O que pode ser feito, portanto, enquanto a regulamentação jurídica do uso da IA não acontece? Alguns especialistas [3] acreditam que a detecção do uso de IA é um passo intermediário importante. Se compararmos com a regulamentação — que tende a ser mais lenta — investir em tecnologias que distinguem o que foi produzido por um humano e o que foi gerado por uma IA [4] pode ser uma solução para mitigar os riscos potenciais da tecnologia enquanto a regulamentação não se concretiza. Perder a capacidade de distinguir o que foi feito por pessoas e o que foi gerado por IA implica em problemas variados: de plágios à elaboração de campanhas de desinformação. No outro lado dessa mesma moeda fica a questão: o que acontece se uma dessas ferramentas falhar e indicar que a produção de uma pessoa foi na verdade criada com inteligência artificial?
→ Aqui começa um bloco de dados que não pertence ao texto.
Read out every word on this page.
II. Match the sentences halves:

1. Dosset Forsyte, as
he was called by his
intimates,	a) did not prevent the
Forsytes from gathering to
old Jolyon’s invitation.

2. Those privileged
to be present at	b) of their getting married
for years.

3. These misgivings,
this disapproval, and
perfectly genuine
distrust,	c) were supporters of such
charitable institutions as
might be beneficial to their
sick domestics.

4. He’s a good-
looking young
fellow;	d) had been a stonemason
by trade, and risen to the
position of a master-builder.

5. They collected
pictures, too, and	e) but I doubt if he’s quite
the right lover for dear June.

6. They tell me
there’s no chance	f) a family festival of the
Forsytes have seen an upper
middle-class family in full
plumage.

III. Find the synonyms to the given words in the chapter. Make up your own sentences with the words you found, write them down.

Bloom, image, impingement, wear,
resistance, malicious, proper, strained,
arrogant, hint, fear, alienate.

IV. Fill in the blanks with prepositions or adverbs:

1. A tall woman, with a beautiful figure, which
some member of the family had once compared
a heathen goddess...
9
Outra discussão que acompanha essas perguntas diz respeito a quem deverá investir nessas tecnologias de detecção. Os lucros da detecção de resultados generativos provavelmente não serão comparáveis àqueles dados pelas ferramentas criativas, o que desincentivaria um investimento privado. Em alguma medida, isso já é visto em ferramentas de acesso público para detecção de IA (e.g. GPTZero), que tem uma eficácia questionável. Apesar disso, é possível que a disseminação desse tipo de tecnologia impulsione a necessidade de identificar criações de IA, de maneira similar ao que aconteceu com o crescimento da internet e o uso de vírus de computador que tornou a criação de antivírus uma tarefa necessária. Fato é que a potencialidade de danos e as ameaças exigem uma resposta e, enquanto a resposta jurídica está sendo elaborada, é necessário discutir respostas técnicas, que possam auxiliar o bom desenvolvimento da tecnologia, ajudando a mitigar riscos derivados da IA generativa como a potencialização da disseminação de desinformação nos meios de comunicação.    

 


Referências

BEYER, Jan Nicola. The race to detect AI can be won. 2023. Disponível em: https://www.politico.eu/article/artificial-intelligence-ai-detection-race-can-be-won/. Acesso em: 13 jun. 2023.

BOHANNON, Molly. Photoshop Adds AI Image Generator As Concerns Over Fake Images Rise. 2023. Disponível em: https://www.forbes.com/sites/mollybohannon/2023/05/23/photoshop-adds-ai-image-generator-as-concerns-over-fake-images-rise/?sh=ecc28ff25a46. Acesso em: 04 jun. 2023.

Future of Life. Pause Giant AI Experiments: An Open Letter. 2023. Disponível em: https://futureoflife.org/open-letter/pause-giant-ai-experiments/. Acesso em: 18 maio 2023.

WEATHERBED, Jess. Adobe is adding AI image generator Firefly to Photoshop: generative fill will arrive in photoshop in the second half of 2023: Generative Fill will arrive in Photoshop in "the second half of 2023". 2023. Disponível em: https://www.theverge.com/2023/5/23/23734027/adobe-photoshop-generative-fill-ai-image-generator-firefly. Acesso em: 04 jun. 2023.

 


[2] Vide, por exemplo a famosa carta aberta lançada em março deste ano, denominada "Pausem Experimentos Gigantes de IA".

[3] E.g. Jan Beyer

[4]  Como DetectGPT e GPTZero para texto e AI Image Detector para recursos visuais.